With the latest bill addressing the removal of information from CCAP popping up this week, I thought it was worth reviewing a few of the other bills introduced in the past few months that sought to address the exact same problem, yet have gone nowhere.
These bills have had very little movement in the past few months, so it would be surprising to see any get passed before the current session ends in April. Combine that with the fact that Democrats are backing most of these, and it all but spells doom for these bills.
The bills introduced this session include:
AB253 and SB234 proses splitting the CCAP site into two: one where all the information stays, and one that doesn’t show information about criminal and certain civil cases where a defendant was acquitted. The bill got a public hearing in the Assembly’s Committee on Judiciary in September, though sponsor Evan Goyke, D-Milwaukee, said that day that he was going to heavily revamp the bill. He said he is working on a bill that addresses expungement proceedings, though it has yet to be introduced.

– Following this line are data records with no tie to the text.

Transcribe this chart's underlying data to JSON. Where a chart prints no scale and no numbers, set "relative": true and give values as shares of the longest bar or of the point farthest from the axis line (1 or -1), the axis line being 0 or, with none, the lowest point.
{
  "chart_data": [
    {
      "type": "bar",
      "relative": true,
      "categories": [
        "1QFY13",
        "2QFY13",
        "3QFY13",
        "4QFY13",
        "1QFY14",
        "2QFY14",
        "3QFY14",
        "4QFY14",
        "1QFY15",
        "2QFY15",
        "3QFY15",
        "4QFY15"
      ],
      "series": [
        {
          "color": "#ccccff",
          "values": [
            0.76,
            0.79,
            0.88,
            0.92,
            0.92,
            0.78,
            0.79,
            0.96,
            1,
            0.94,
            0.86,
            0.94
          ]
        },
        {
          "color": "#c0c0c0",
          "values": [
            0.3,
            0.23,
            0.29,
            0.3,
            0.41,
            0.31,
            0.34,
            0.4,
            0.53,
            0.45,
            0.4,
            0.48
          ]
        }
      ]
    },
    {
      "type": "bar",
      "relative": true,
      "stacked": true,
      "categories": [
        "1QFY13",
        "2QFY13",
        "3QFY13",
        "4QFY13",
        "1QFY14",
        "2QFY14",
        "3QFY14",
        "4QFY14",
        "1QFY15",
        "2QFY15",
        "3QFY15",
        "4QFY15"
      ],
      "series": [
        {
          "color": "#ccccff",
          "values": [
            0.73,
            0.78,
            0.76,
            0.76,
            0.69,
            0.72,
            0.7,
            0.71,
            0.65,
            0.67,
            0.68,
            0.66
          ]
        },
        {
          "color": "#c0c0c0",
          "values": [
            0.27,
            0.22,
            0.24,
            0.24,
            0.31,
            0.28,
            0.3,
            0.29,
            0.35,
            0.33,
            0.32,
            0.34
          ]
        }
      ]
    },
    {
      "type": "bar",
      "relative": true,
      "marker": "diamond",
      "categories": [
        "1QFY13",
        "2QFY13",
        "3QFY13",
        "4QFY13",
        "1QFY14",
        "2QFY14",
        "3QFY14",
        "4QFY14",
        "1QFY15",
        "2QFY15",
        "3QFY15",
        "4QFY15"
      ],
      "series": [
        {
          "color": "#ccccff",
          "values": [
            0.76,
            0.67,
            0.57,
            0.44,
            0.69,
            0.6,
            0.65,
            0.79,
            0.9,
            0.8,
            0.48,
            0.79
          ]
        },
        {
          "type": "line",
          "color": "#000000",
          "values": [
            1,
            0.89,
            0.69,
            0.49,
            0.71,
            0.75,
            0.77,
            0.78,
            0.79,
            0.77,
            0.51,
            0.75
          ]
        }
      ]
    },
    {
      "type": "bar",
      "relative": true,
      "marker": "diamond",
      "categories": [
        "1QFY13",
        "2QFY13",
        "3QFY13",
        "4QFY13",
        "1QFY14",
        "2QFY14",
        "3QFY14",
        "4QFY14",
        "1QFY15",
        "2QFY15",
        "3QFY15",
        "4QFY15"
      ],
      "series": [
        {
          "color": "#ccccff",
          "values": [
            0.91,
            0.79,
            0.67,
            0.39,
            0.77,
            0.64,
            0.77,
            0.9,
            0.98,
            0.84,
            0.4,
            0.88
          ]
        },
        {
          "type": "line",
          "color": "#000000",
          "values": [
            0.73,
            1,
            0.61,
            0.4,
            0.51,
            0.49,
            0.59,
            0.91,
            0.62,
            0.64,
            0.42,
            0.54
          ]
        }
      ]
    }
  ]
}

AB 520 would require court officials to remove information about a civil case from CCAP eight years after a judgment is paid in full. Nobody has taken any action on the bill since it was introduced in November.
AB524 and SB402, which deals with expunging criminal convictions if the defendants was the victim of human trafficking. The bill, put forth by Democrats, has stalled in the Republican-controlled judiciary committee, where it hasn’t been given a hearing.
I’ll be following the current proposal, which is being circulated by state Sen. Glenn Grothman, R-West Bend, and Rep. Mary Czaja, R-Irma. Maybe their bill, which is supported by Assembly Speaker Robin Vos, R-Burlington, will have better luck.